The sessions I am attending at #SMWNYC focus on measurement, the attention / intention tension / influence, video content, and the future.
It is a fairly broad range of topics. If I were pressed to provide a main theme to group them all it would be where technology and people meet. That is where marketing needs to be, and it better have its integration together.
Convergence of technology and everything
Internet of things, data big and small, devices, mobility, advertising, analysis and research, even communications -- we rely on technology to do more, hopefully to learn better and improve how we work and live.
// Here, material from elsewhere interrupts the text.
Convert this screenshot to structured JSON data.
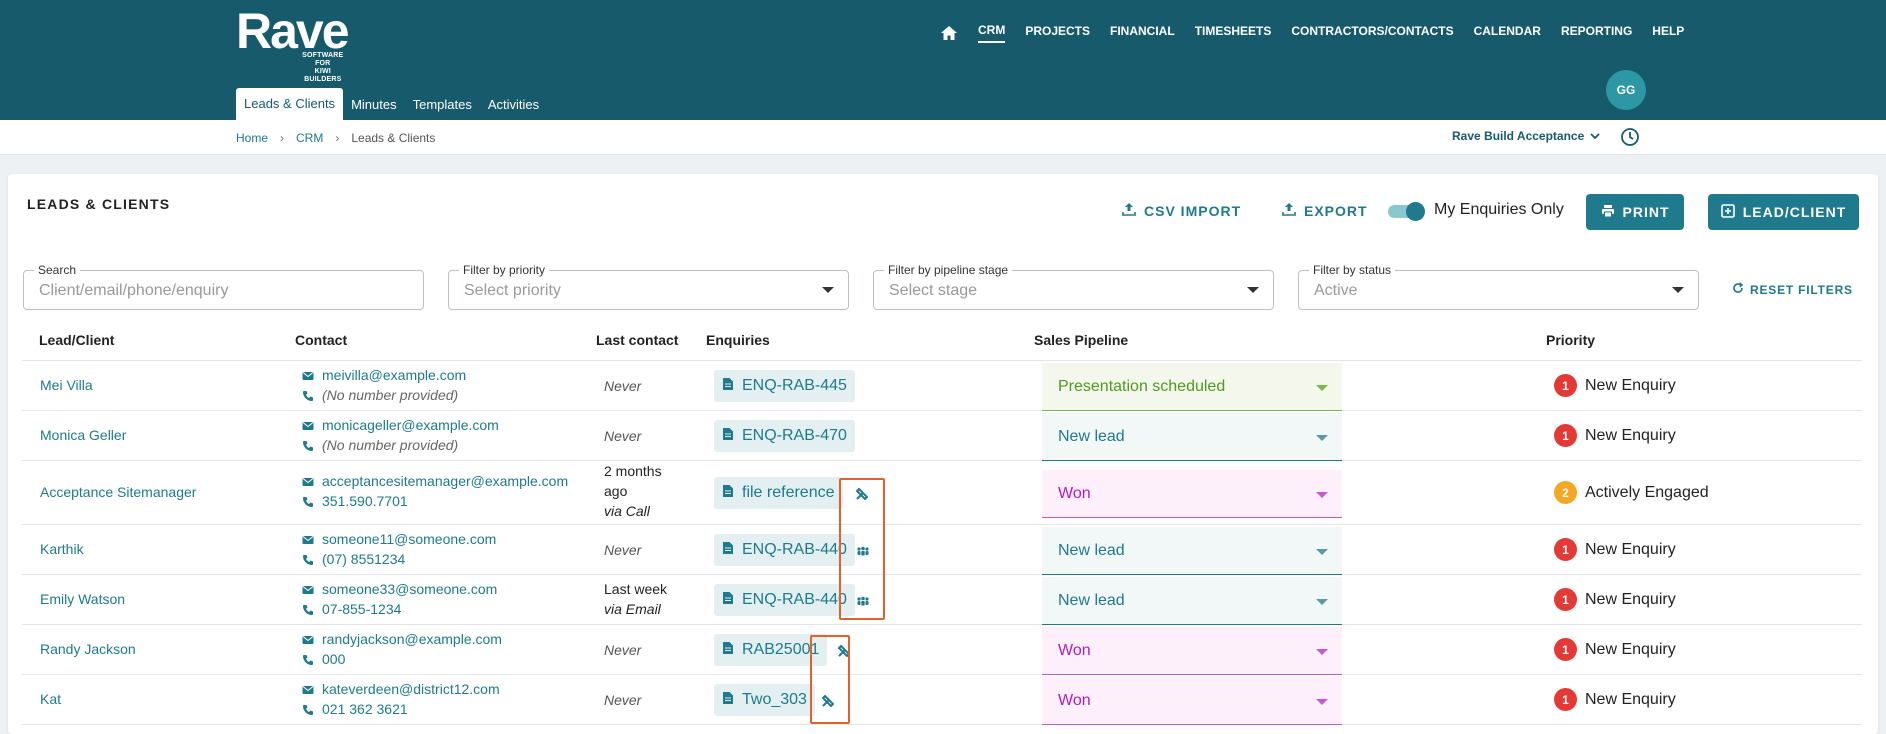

Two reports that have crossed my desk recently will be useful to frame how the convergence of technology and everything is impacting end-user experiences and is critical for CMOs to address.
Foundation Capital published about MarTech and the Decade of the CMO# [h/t Scott Brinker]-- the VC predicts that marketing technology will grow by 10 times in the next 10 years.
Ashu Garg, general partner at Foundation Capital, describes four key changes that are affecting marketing:
- Infinite media channels contending for attention / time.
- Buyers are now in control — and they know it.
- Purchase behavior and process have shifted — the marketing funnel is less relevant.
- Buyers demand evidence to support brand propositions. Marketing fluff falls flat. The opposite of fluff is a decision (a proper use of the term strategy.)
Modeling the business impact of marketing investment is an imperative. Digital marketing, eCommerce, and customer experience management are the responsibility of CMOs according to Gartner.
This means marketers will be commanding higher budgets -- and that a greater portion of those budgets will be allocated to optimizing the efficacy of advertising and improving the relevance and value of content and experience.
Canvas8 just released their Outloook report for 2015# [h/t Taylor Davidson] -- the selection includes points of view on a number of end-user technology-driven and/or -impacted innovations:
Smart watches, retail beacons, mobile payments - digital innovations will continue to change how we live, shop and work. Rather than disrupting people’s behaviour, the smartest innovators will make the glittering possibilities of new technology feel familiar and everyday.
As you leaf through these 33 perspectives, we invite you to visit the library and explore each idea in more detail. Meanwhile, we’ll continue to keep you ahead of all the important shifts, across sectors, as they happen.
I am particularly interested in the innovations around food and drink, money, and home. Another area I follow closely is that of data big and small, which was the topic Taylor addressed and where I see money, lifestyle, and health converge.